Your responsibility since we have fucking failures of stroke associations that can't even mange to do this simple thing for survivors. But then most stroke associations are not for survivors, they are to remove money from them and supposedly train doctors.

 

Effect of early intensive rehabilitation on the clinical outcomes of patients with acute stroke

First published: 08 June 2021

Abstract

Aim

Intensive rehabilitation effectively improves physical functions in patients with acute stroke, but the frequency of intervention and its cost-effectiveness are poorly studied.

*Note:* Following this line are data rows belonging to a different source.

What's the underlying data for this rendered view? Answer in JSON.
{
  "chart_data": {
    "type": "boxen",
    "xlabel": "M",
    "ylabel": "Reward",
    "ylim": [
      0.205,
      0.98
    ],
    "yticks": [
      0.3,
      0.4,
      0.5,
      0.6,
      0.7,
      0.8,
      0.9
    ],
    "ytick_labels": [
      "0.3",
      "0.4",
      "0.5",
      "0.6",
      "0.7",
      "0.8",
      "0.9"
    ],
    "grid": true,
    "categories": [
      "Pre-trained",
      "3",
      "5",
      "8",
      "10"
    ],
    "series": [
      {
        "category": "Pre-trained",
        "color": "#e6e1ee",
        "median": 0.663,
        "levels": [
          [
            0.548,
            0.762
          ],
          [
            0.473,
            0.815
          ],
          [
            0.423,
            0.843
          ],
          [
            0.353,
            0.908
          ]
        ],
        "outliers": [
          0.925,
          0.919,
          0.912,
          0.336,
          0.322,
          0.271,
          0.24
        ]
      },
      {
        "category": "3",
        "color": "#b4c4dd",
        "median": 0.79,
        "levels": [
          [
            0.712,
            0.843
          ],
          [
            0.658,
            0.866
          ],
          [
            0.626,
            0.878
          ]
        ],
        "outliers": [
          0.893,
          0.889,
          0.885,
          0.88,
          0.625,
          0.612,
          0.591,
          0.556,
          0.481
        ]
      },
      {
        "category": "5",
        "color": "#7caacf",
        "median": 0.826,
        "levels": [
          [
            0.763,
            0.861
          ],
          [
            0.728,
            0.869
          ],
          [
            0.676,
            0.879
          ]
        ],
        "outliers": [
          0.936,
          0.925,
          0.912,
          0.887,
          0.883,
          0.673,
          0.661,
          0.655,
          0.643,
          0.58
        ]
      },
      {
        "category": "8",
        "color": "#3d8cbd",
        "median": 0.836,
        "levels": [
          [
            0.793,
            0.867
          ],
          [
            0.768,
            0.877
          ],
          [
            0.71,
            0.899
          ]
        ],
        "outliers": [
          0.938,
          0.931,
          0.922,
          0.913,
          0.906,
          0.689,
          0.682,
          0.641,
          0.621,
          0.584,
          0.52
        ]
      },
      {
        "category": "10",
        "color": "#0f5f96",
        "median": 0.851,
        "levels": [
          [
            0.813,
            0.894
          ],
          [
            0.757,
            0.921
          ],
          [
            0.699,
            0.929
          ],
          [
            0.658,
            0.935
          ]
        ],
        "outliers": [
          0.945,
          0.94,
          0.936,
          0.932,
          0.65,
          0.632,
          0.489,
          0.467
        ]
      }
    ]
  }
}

This study aimed to examine the effect of early high-frequency rehabilitation intervention on inpatient outcomes and medical expenses of patients with stroke.

Methods

The study retrospectively included 1759 patients with acute stroke admitted to the Kobe City Medical Center General Hospital between 2013 and 2016. Patients with a transient ischemic attack, subarachnoid hemorrhage, and those who underwent urgent surgery were excluded. Patients were divided into two groups according to the frequency of rehabilitation intervention: the high-frequency intervention group (>2 times/day, n = 1105) and normal-frequency intervention group (<2 times/day, n = 654). A modified Rankin scale score ≤2 at discharge, immobility-related complications and medical expenses were compared between the groups.

Results

The high-frequency intervention group had a significantly shorter time to first rehabilitation (median [interquartile range], 19.0 h [13.1–38.4] vs. 24.7 h [16.1–49.4], P < 0.001) and time to first mobilization (23.3 h [8.7–47.2] vs. 22.8 h [5.7–62.3], P = 0.65) than the normal-frequency intervention group. Despite higher disease severity, the high-frequency intervention group exhibited favorable outcomes at discharge (modified Rankin scale, ≤2; adjusted odds ratio, 1.89; 95% confidence interval, 1.25–2.85; P = 0.002). No significant differences were observed between the two groups concerning the rate of immobility-related complications and total medical expenses during hospitalization.

Conclusions

High-frequency intervention was associated with improved outcomes and decreased medical expenses in patients with stroke. Our results may contribute to reducing medical expenses by increasing the efficiency of care delivery.